Paula Quits, Minion Also Quits, As Does Enabler

We learned of Paula Buff’s resignation with her email response line as we looked at planning the Trego school election:

From: Paula Buff <>
Date: Mon, Mar 27, 2023 at 3:43 PM
Subject: Automatic reply: Express vote machine
To: Trego School <>

I am no longer with Lincoln County. If you need assistance, please contact the County Commissioners.


Sometimes the news is incomplete – but more information is available at the Western News

There’s a lot that isn’t said in the article – but Paula, her minion Amanda, and the County Clerk Robin Benson all pulled the pin at the same time. That’s a somewhat unlikely cluster of events, so it’s probably a safe bet that there is a common motivation for Paula, her minion, and her boss all bailing at the same time – and that not because of commendations.

In a quote taken from the Tobacco Valley News, Robin Benson claimed, “Paula and Amanda have worked tirelessly and diligently for the county and all electors in Lincoln County and have run safe and secure elections. . . The hostility shown to Paula and Amanda, of course, is all under the guise of ‘election integrity.’” 

This description, from the Western News, may give us a spot for further research:

“Josh Letcher, first elected in 2018 and the current county Commissioner Chairperson, did not return phone calls by press time.

Tensions have been on the rise between Letcher, Benson and Buff over the last several months.”

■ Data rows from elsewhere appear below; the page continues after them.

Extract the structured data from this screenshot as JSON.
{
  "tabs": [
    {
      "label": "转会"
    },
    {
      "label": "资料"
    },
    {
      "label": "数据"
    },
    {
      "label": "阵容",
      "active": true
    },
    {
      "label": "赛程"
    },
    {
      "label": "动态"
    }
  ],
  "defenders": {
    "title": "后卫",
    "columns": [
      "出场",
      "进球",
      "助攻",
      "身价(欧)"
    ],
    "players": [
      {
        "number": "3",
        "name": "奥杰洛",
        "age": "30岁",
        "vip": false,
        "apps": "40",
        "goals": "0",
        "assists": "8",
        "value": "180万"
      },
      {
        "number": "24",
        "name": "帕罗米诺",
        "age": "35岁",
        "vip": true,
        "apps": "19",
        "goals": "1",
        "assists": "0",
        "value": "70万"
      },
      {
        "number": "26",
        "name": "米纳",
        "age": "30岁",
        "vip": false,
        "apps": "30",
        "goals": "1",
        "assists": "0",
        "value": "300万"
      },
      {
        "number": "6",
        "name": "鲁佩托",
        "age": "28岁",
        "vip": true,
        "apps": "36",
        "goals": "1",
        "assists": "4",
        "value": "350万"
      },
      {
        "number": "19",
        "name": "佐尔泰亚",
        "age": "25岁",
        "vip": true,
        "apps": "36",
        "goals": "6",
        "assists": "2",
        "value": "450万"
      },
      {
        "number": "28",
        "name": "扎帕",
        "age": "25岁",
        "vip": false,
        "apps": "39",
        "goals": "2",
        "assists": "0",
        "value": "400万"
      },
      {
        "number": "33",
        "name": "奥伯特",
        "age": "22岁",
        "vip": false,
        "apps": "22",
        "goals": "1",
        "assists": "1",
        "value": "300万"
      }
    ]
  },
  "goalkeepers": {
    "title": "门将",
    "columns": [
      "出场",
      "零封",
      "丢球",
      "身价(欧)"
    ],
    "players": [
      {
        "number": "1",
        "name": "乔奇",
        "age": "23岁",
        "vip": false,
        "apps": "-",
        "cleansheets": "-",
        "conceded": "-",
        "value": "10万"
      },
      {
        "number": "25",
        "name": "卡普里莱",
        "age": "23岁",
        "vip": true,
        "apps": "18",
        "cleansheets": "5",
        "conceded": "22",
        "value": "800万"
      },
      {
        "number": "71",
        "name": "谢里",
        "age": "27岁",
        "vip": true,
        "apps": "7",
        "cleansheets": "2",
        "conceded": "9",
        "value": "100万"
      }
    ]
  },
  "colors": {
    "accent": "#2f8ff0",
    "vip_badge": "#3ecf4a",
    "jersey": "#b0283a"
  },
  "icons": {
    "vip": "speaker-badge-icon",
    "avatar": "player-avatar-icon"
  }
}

“Additionally, Letcher also referenced a meeting about the post-election audit and asked Benson if she was able to properly supervise her employees while stating that Buff had falsified election documents and he felt he was ridiculed questioning this at a prior meeting.”

Western News

We started reporting on Paula’s choice not to follow Montana laws in running elections during the 2022 primary – specifically,

 13-10-211. Declaration of intent for write-in candidates. (1) Except as provided in subsection (7), a person seeking to become a write-in candidate for an office in any election shall file a declaration of intent. Except for a candidate under 13-38-201(4) or a candidate covered under 7-1-205, a candidate may not file for more than one public office. The declaration of intent must be filed with the secretary of state or election administrator, depending on where a declaration of nomination for the desired office is required to be filed under 13-10-201, or with the school district clerk for a school district office. When a county election administrator is conducting the election for a school district, the school district clerk or school district office that receives the declaration of intent shall notify the county election administrator of the filing. Except as provided in 13-1-403, 13-1-503, 20-3-305(3)(b), and subsection (2) of this section, the declaration must be filed no later than 5 p.m. on the 10th day before the earliest date established under 13-13-205 on which a ballot must be available and must contain:

Subsection (7) reads:

(7) Except as provided in 13-38-201(4)(b), the requirements in subsection (1) do not apply if:
(a) an election is held;
(b) a person’s name is written in on the ballot;
(c) the person is qualified for and seeks election to the office for which the person’s name was written in; and
(d) no other candidate has filed a declaration or petition for nomination or a declaration of intent.

MCA 44.3.2403, ends with:
“3) Consistent with 13-10-211, MCA, votes for undeclared write-in candidates may be counted if:
(a) an election is held;
(b) a person’s name is written in on the ballot;
(c) the person is qualified for and seeks election to the office for which the person’s name was written in; and
(d) no other candidate has filed a declaration or petition for nomination or a declaration of intent.”

The critical word is “may”.  Paula chose to interpret that as not requiring her to count write-in votes that are specifically exempted from filing under subsection 7.  By doing so, Paula made Lincoln County a one party county, and in her appointed position, made herself the single person determining how two elected positions would be filled.

So now, with Paula gone (along with her minion and her enabler), I have requested that the County Commissioners pass this following resolution:

“In Lincoln County, the word “may” in MCA 44.3.2403 shall be interpreted in the way that provides the maximum citizen involvement in the electoral process.  This will normally mean ‘shall’.”  This small word change provides for the most citizen involvement from now on without the personal interests of an election official overriding that constitutionally paramount interest.”  Personally I’d like to think of it as the memorial stone for Paula Buff’s record of public service.

If the commissioners agree, our next step will be getting our state representative and our state senator to introduce legislation that replaces the word ‘may’ in MCA 44.3.2403 3 with ‘shall’.  That single word empowered Paula to determine, single-handedly, who filled two elected positions.  We won’t get it changed in Helena this year – but it seems little to ask of our representative and our senator in the next legislative session.